Latent-variable mean and variance
IRT model-based test of differential item functioning
Many researchers study cognitive abilities, personality traits, attitudes, quality of life, patient satisfaction, and other attributes that cannot be measured directly. To quantify these types of latent traits, researchers develop instruments–questionnaires or tests consisting of binary, ordinal, or categorical items–to determine individuals' levels of the trait.
Item response theory (IRT) models can be used to evaluate the relationships between a latent trait and items intended to measure the trait. With IRT models, we can determine which test items are more difficult and which ones are easier. We can determine which test items provide much information about the latent trait and which ones provide only a little.
Stata's IRT suite fits IRT models and can make comparisons across groups. This means we can evaluate whether an instrument measures a latent trait in the same way for different subpopulations.
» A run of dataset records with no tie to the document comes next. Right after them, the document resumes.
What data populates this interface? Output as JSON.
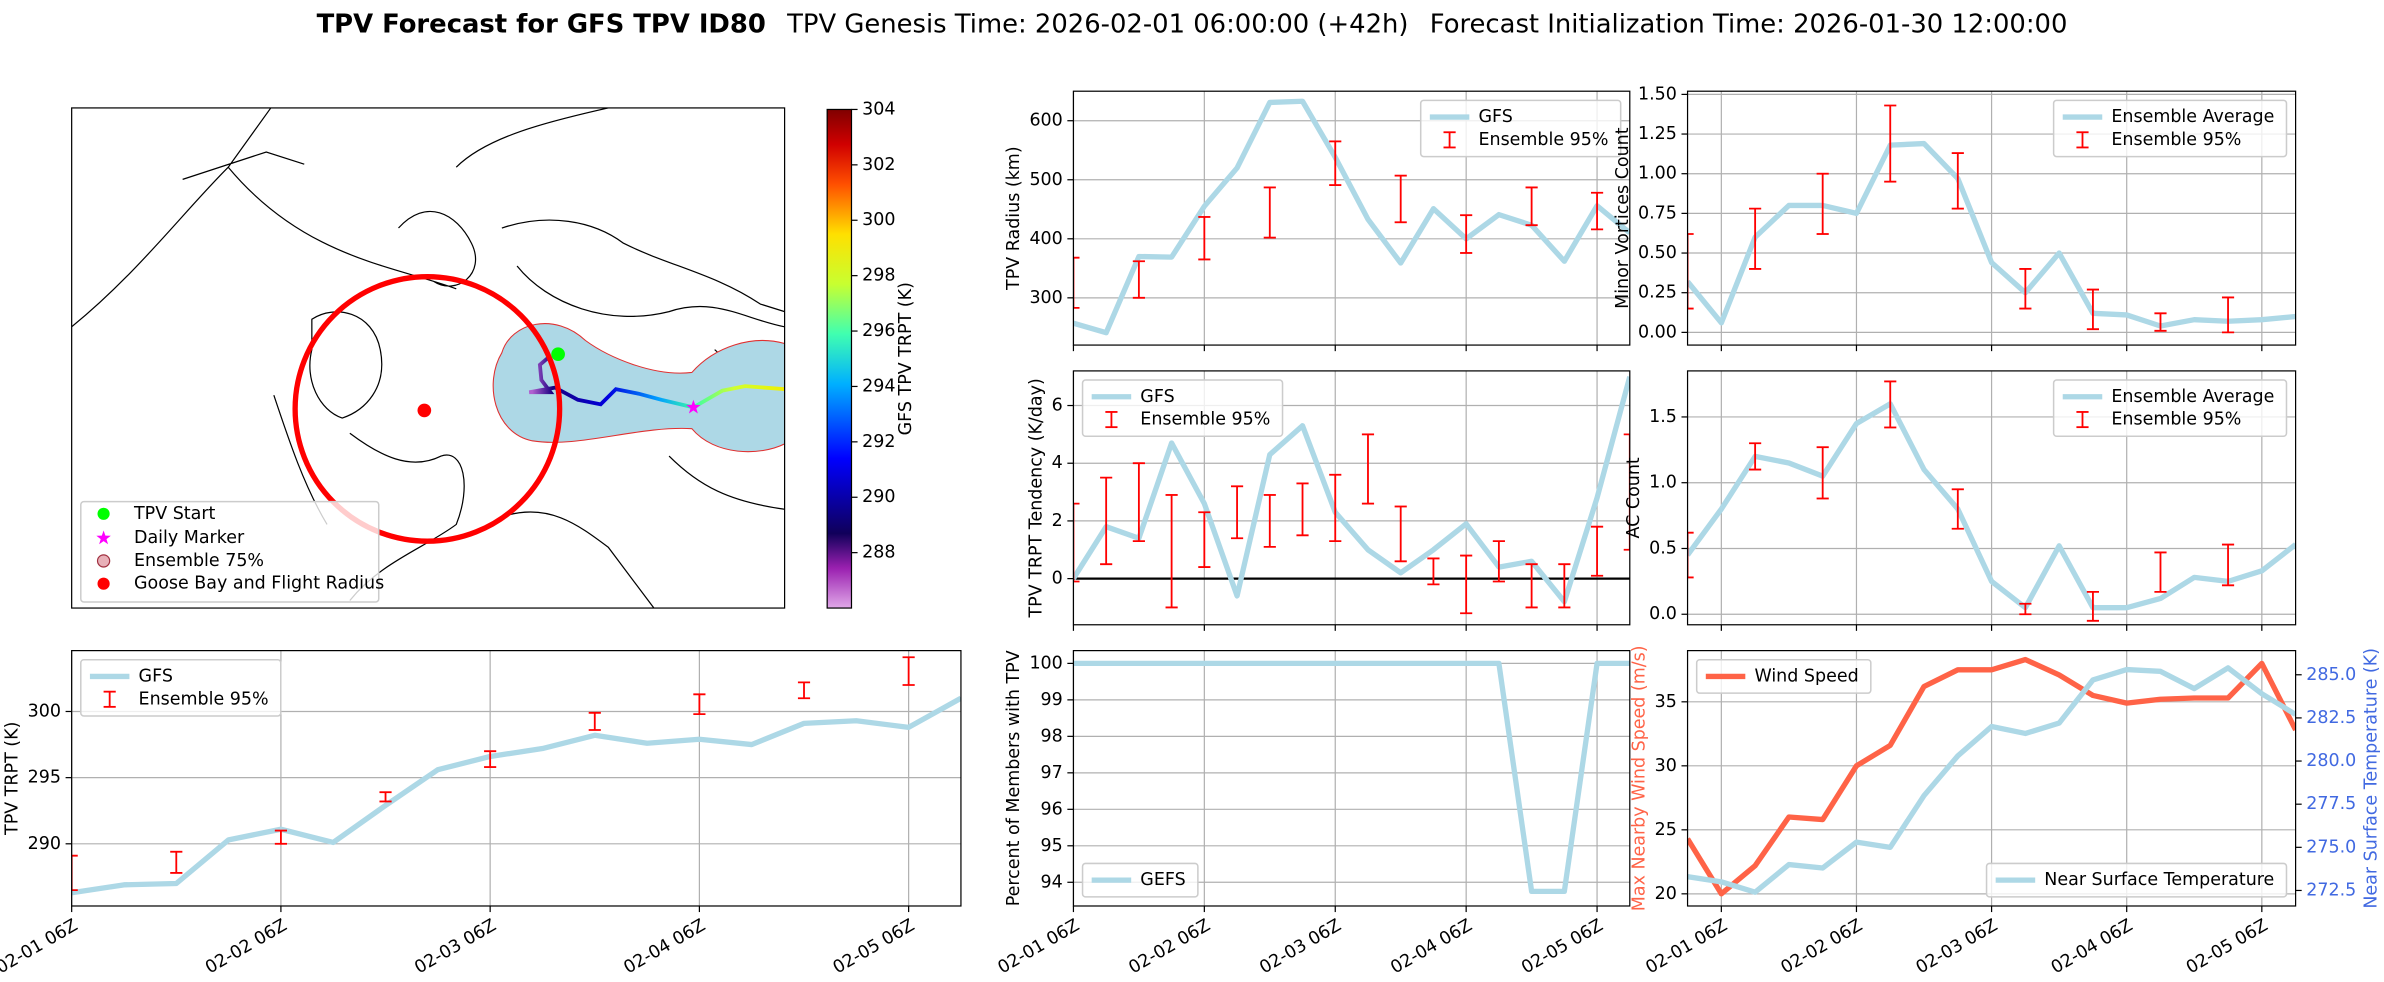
{
  "title": {
    "main": "TPV Forecast for GFS TPV ID80",
    "genesis": "TPV Genesis Time: 2026-02-01 06:00:00 (+42h)",
    "init": "Forecast Initialization Time: 2026-01-30 12:00:00"
  },
  "chart_data": [
    {
      "type": "map",
      "legend": [
        "TPV Start",
        "Daily Marker",
        "Ensemble 75%",
        "Goose Bay and Flight Radius"
      ],
      "colorbar": {
        "label": "GFS TPV TRPT (K)",
        "clim": [
          286,
          304
        ],
        "ticks": [
          288,
          290,
          292,
          294,
          296,
          298,
          300,
          302,
          304
        ]
      }
    },
    {
      "type": "line",
      "ylabel": "TPV Radius (km)",
      "grid": true,
      "legend": "upper right",
      "xticklabels": false,
      "x": [
        "02-01 06Z",
        "02-01 12Z",
        "02-01 18Z",
        "02-02 00Z",
        "02-02 06Z",
        "02-02 12Z",
        "02-02 18Z",
        "02-03 00Z",
        "02-03 06Z",
        "02-03 12Z",
        "02-03 18Z",
        "02-04 00Z",
        "02-04 06Z",
        "02-04 12Z",
        "02-04 18Z",
        "02-05 00Z",
        "02-05 06Z",
        "02-05 12Z"
      ],
      "xlim": [
        "02-01 06Z",
        "02-05 12Z"
      ],
      "xticks": [
        "02-01 06Z",
        "02-02 06Z",
        "02-03 06Z",
        "02-04 06Z",
        "02-05 06Z"
      ],
      "ylim": [
        220,
        650
      ],
      "yticks": [
        300,
        400,
        500,
        600
      ],
      "series": [
        {
          "name": "GFS",
          "color": "#add8e6",
          "values": [
            257,
            241,
            370,
            369,
            455,
            520,
            631,
            633,
            538,
            433,
            359,
            451,
            400,
            441,
            423,
            362,
            456,
            410
          ]
        },
        {
          "name": "Ensemble 95%",
          "type": "errorbar",
          "color": "#ff0000",
          "x": [
            "02-01 06Z",
            "02-01 18Z",
            "02-02 06Z",
            "02-02 18Z",
            "02-03 06Z",
            "02-03 18Z",
            "02-04 06Z",
            "02-04 18Z",
            "02-05 06Z"
          ],
          "low": [
            283,
            300,
            365,
            402,
            491,
            428,
            376,
            423,
            416
          ],
          "high": [
            368,
            362,
            437,
            487,
            565,
            507,
            440,
            487,
            478
          ]
        }
      ]
    },
    {
      "type": "line",
      "ylabel": "Minor Vortices Count",
      "grid": true,
      "legend": "upper right",
      "xticklabels": false,
      "x": [
        "02-01 00Z",
        "02-01 06Z",
        "02-01 12Z",
        "02-01 18Z",
        "02-02 00Z",
        "02-02 06Z",
        "02-02 12Z",
        "02-02 18Z",
        "02-03 00Z",
        "02-03 06Z",
        "02-03 12Z",
        "02-03 18Z",
        "02-04 00Z",
        "02-04 06Z",
        "02-04 12Z",
        "02-04 18Z",
        "02-05 00Z",
        "02-05 06Z",
        "02-05 12Z"
      ],
      "xlim": [
        "02-01 00Z",
        "02-05 12Z"
      ],
      "xticks": [
        "02-01 06Z",
        "02-02 06Z",
        "02-03 06Z",
        "02-04 06Z",
        "02-05 06Z"
      ],
      "ylim": [
        -0.08,
        1.52
      ],
      "yticks": [
        {
          "value": 0,
          "label": "0.00"
        },
        0.25,
        {
          "value": 0.5,
          "label": "0.50"
        },
        0.75,
        {
          "value": 1,
          "label": "1.00"
        },
        1.25,
        {
          "value": 1.5,
          "label": "1.50"
        }
      ],
      "series": [
        {
          "name": "Ensemble Average",
          "color": "#add8e6",
          "values": [
            0.32,
            0.06,
            0.6,
            0.8,
            0.8,
            0.75,
            1.18,
            1.19,
            0.97,
            0.44,
            0.25,
            0.5,
            0.12,
            0.11,
            0.04,
            0.08,
            0.07,
            0.08,
            0.1
          ]
        },
        {
          "name": "Ensemble 95%",
          "type": "errorbar",
          "color": "#ff0000",
          "x": [
            "02-01 00Z",
            "02-01 12Z",
            "02-02 00Z",
            "02-02 12Z",
            "02-03 00Z",
            "02-03 12Z",
            "02-04 00Z",
            "02-04 12Z",
            "02-05 00Z"
          ],
          "low": [
            0.15,
            0.4,
            0.62,
            0.95,
            0.78,
            0.15,
            0.02,
            0.01,
            0.0
          ],
          "high": [
            0.62,
            0.78,
            1.0,
            1.43,
            1.13,
            0.4,
            0.27,
            0.12,
            0.22
          ]
        }
      ]
    },
    {
      "type": "line",
      "ylabel": "TPV TRPT Tendency (K/day)",
      "grid": true,
      "legend": "upper left",
      "xticklabels": false,
      "hline": 0,
      "x": [
        "02-01 06Z",
        "02-01 12Z",
        "02-01 18Z",
        "02-02 00Z",
        "02-02 06Z",
        "02-02 12Z",
        "02-02 18Z",
        "02-03 00Z",
        "02-03 06Z",
        "02-03 12Z",
        "02-03 18Z",
        "02-04 00Z",
        "02-04 06Z",
        "02-04 12Z",
        "02-04 18Z",
        "02-05 00Z",
        "02-05 06Z",
        "02-05 12Z"
      ],
      "xlim": [
        "02-01 06Z",
        "02-05 12Z"
      ],
      "xticks": [
        "02-01 06Z",
        "02-02 06Z",
        "02-03 06Z",
        "02-04 06Z",
        "02-05 06Z"
      ],
      "ylim": [
        -1.6,
        7.2
      ],
      "yticks": [
        0,
        2,
        4,
        6
      ],
      "series": [
        {
          "name": "GFS",
          "color": "#add8e6",
          "values": [
            0,
            1.8,
            1.4,
            4.7,
            2.6,
            -0.6,
            4.3,
            5.3,
            2.3,
            1.0,
            0.2,
            1.0,
            1.9,
            0.4,
            0.6,
            -0.8,
            2.8,
            7.0
          ]
        },
        {
          "name": "Ensemble 95%",
          "type": "errorbar",
          "color": "#ff0000",
          "x": [
            "02-01 06Z",
            "02-01 12Z",
            "02-01 18Z",
            "02-02 00Z",
            "02-02 06Z",
            "02-02 12Z",
            "02-02 18Z",
            "02-03 00Z",
            "02-03 06Z",
            "02-03 12Z",
            "02-03 18Z",
            "02-04 00Z",
            "02-04 06Z",
            "02-04 12Z",
            "02-04 18Z",
            "02-05 00Z",
            "02-05 06Z",
            "02-05 12Z"
          ],
          "low": [
            -0.1,
            0.5,
            1.3,
            -1.0,
            0.4,
            1.4,
            1.1,
            1.5,
            1.3,
            2.6,
            0.6,
            -0.2,
            -1.2,
            -0.1,
            -1.0,
            -1.0,
            0.1,
            1.0
          ],
          "high": [
            2.6,
            3.5,
            4.0,
            2.9,
            2.3,
            3.2,
            2.9,
            3.3,
            3.6,
            5.0,
            2.5,
            0.7,
            0.8,
            1.3,
            0.5,
            0.5,
            1.8,
            5.0
          ]
        }
      ]
    },
    {
      "type": "line",
      "ylabel": "AC Count",
      "grid": true,
      "legend": "upper right",
      "xticklabels": false,
      "x": [
        "02-01 00Z",
        "02-01 06Z",
        "02-01 12Z",
        "02-01 18Z",
        "02-02 00Z",
        "02-02 06Z",
        "02-02 12Z",
        "02-02 18Z",
        "02-03 00Z",
        "02-03 06Z",
        "02-03 12Z",
        "02-03 18Z",
        "02-04 00Z",
        "02-04 06Z",
        "02-04 12Z",
        "02-04 18Z",
        "02-05 00Z",
        "02-05 06Z",
        "02-05 12Z"
      ],
      "xlim": [
        "02-01 00Z",
        "02-05 12Z"
      ],
      "xticks": [
        "02-01 06Z",
        "02-02 06Z",
        "02-03 06Z",
        "02-04 06Z",
        "02-05 06Z"
      ],
      "ylim": [
        -0.08,
        1.85
      ],
      "yticks": [
        {
          "value": 0,
          "label": "0.0"
        },
        0.5,
        {
          "value": 1,
          "label": "1.0"
        },
        1.5
      ],
      "series": [
        {
          "name": "Ensemble Average",
          "color": "#add8e6",
          "values": [
            0.45,
            0.8,
            1.2,
            1.15,
            1.05,
            1.45,
            1.6,
            1.1,
            0.8,
            0.25,
            0.05,
            0.52,
            0.05,
            0.05,
            0.12,
            0.28,
            0.25,
            0.33,
            0.53
          ]
        },
        {
          "name": "Ensemble 95%",
          "type": "errorbar",
          "color": "#ff0000",
          "x": [
            "02-01 00Z",
            "02-01 12Z",
            "02-02 00Z",
            "02-02 12Z",
            "02-03 00Z",
            "02-03 12Z",
            "02-04 00Z",
            "02-04 12Z",
            "02-05 00Z"
          ],
          "low": [
            0.28,
            1.1,
            0.88,
            1.42,
            0.65,
            0.0,
            -0.05,
            0.17,
            0.22
          ],
          "high": [
            0.62,
            1.3,
            1.27,
            1.77,
            0.95,
            0.08,
            0.17,
            0.47,
            0.53
          ]
        }
      ]
    },
    {
      "type": "line",
      "ylabel": "TPV TRPT (K)",
      "grid": true,
      "legend": "upper left",
      "xticklabels": true,
      "x": [
        "02-01 06Z",
        "02-01 12Z",
        "02-01 18Z",
        "02-02 00Z",
        "02-02 06Z",
        "02-02 12Z",
        "02-02 18Z",
        "02-03 00Z",
        "02-03 06Z",
        "02-03 12Z",
        "02-03 18Z",
        "02-04 00Z",
        "02-04 06Z",
        "02-04 12Z",
        "02-04 18Z",
        "02-05 00Z",
        "02-05 06Z",
        "02-05 12Z"
      ],
      "xlim": [
        "02-01 06Z",
        "02-05 12Z"
      ],
      "xticks": [
        "02-01 06Z",
        "02-02 06Z",
        "02-03 06Z",
        "02-04 06Z",
        "02-05 06Z"
      ],
      "ylim": [
        285.3,
        304.6
      ],
      "yticks": [
        290,
        295,
        300
      ],
      "series": [
        {
          "name": "GFS",
          "color": "#add8e6",
          "values": [
            286.3,
            286.9,
            287.0,
            290.3,
            291.1,
            290.1,
            292.9,
            295.6,
            296.6,
            297.2,
            298.2,
            297.6,
            297.9,
            297.5,
            299.1,
            299.3,
            298.8,
            301.0
          ]
        },
        {
          "name": "Ensemble 95%",
          "type": "errorbar",
          "color": "#ff0000",
          "x": [
            "02-01 06Z",
            "02-01 18Z",
            "02-02 06Z",
            "02-02 18Z",
            "02-03 06Z",
            "02-03 18Z",
            "02-04 06Z",
            "02-04 18Z",
            "02-05 06Z"
          ],
          "low": [
            286.5,
            287.8,
            290.0,
            293.2,
            295.8,
            298.6,
            299.8,
            301.0,
            302.0
          ],
          "high": [
            289.1,
            289.4,
            291.0,
            293.9,
            297.0,
            299.9,
            301.3,
            302.2,
            304.1
          ]
        }
      ]
    },
    {
      "type": "line",
      "ylabel": "Percent of Members with TPV",
      "grid": true,
      "legend": "lower left",
      "xticklabels": true,
      "x": [
        "02-01 06Z",
        "02-01 12Z",
        "02-01 18Z",
        "02-02 00Z",
        "02-02 06Z",
        "02-02 12Z",
        "02-02 18Z",
        "02-03 00Z",
        "02-03 06Z",
        "02-03 12Z",
        "02-03 18Z",
        "02-04 00Z",
        "02-04 06Z",
        "02-04 12Z",
        "02-04 18Z",
        "02-05 00Z",
        "02-05 06Z",
        "02-05 12Z"
      ],
      "xlim": [
        "02-01 06Z",
        "02-05 12Z"
      ],
      "xticks": [
        "02-01 06Z",
        "02-02 06Z",
        "02-03 06Z",
        "02-04 06Z",
        "02-05 06Z"
      ],
      "ylim": [
        93.35,
        100.35
      ],
      "yticks": [
        94,
        95,
        96,
        97,
        98,
        99,
        100
      ],
      "series": [
        {
          "name": "GEFS",
          "color": "#add8e6",
          "values": [
            100,
            100,
            100,
            100,
            100,
            100,
            100,
            100,
            100,
            100,
            100,
            100,
            100,
            100,
            93.75,
            93.75,
            100,
            100
          ]
        }
      ]
    },
    {
      "type": "line",
      "ylabel": "Max Nearby Wind Speed (m/s)",
      "ycolor": "#ff6347",
      "y2label": "Near Surface Temperature (K)",
      "y2color": "#4169e1",
      "grid": true,
      "legend": "upper left",
      "xticklabels": true,
      "x": [
        "02-01 00Z",
        "02-01 06Z",
        "02-01 12Z",
        "02-01 18Z",
        "02-02 00Z",
        "02-02 06Z",
        "02-02 12Z",
        "02-02 18Z",
        "02-03 00Z",
        "02-03 06Z",
        "02-03 12Z",
        "02-03 18Z",
        "02-04 00Z",
        "02-04 06Z",
        "02-04 12Z",
        "02-04 18Z",
        "02-05 00Z",
        "02-05 06Z",
        "02-05 12Z"
      ],
      "xlim": [
        "02-01 00Z",
        "02-05 12Z"
      ],
      "xticks": [
        "02-01 06Z",
        "02-02 06Z",
        "02-03 06Z",
        "02-04 06Z",
        "02-05 06Z"
      ],
      "ylim": [
        19.05,
        39.0
      ],
      "yticks": [
        20,
        25,
        30,
        35
      ],
      "y2lim": [
        271.6,
        286.4
      ],
      "y2ticks": [
        272.5,
        {
          "value": 275,
          "label": "275.0"
        },
        277.5,
        {
          "value": 280,
          "label": "280.0"
        },
        282.5,
        {
          "value": 285,
          "label": "285.0"
        }
      ],
      "series": [
        {
          "name": "Wind Speed",
          "color": "#ff6347",
          "values": [
            24.3,
            20.0,
            22.2,
            26.0,
            25.8,
            30.0,
            31.6,
            36.2,
            37.5,
            37.5,
            38.3,
            37.1,
            35.5,
            34.9,
            35.2,
            35.3,
            35.3,
            38.0,
            32.8
          ]
        },
        {
          "name": "Near Surface Temperature",
          "color": "#add8e6",
          "axis": "y2",
          "legend": "lower right",
          "values": [
            273.3,
            273.0,
            272.4,
            274.0,
            273.8,
            275.3,
            275.0,
            278.0,
            280.3,
            282.0,
            281.6,
            282.2,
            284.7,
            285.3,
            285.2,
            284.2,
            285.4,
            283.9,
            282.7
          ]
        }
      ]
    }
  ]
}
For instance, we might ask the following questions:
Do students from urban and rural schools perform differently on a test intended to measure mathematical ability?
Does an instrument measuring depression perform the same today as it did five years ago?
Does one of the questions on a survey about patient satisfaction measure the trait differently for younger and older patients?
In other words, multiple-group IRT models allow us to evaluate differential item functioning (DIF).
To fit multiple-group IRT models in Stata, we simply add the group() option to the irt command.
We previously fit a two-parameter logistic (2PL) model for item1 through item10 by typing
. irt 2pl item1-item10
We now type
. irt 2pl item1-item10, group(urban)
to fit a multiple-group version of this model allowing differences for students in urban and rural schools.
We can add the group() option to any of the following irt commands and fit multiple-group models for binary, ordinal, and categorical responses.
|One-parameter logistic model
|Two-parameter logistic model
|Three-parameter logistic model
|Graded response model
|Nominal response model
|Partial credit model
|Rating scale model
|Hybrid IRT model
We can also impose constraints on these models to analyze differential item functioning (DIF).
After fitting a multiple-group model, we can easily graph the item characteristic curves, item information functions, and more.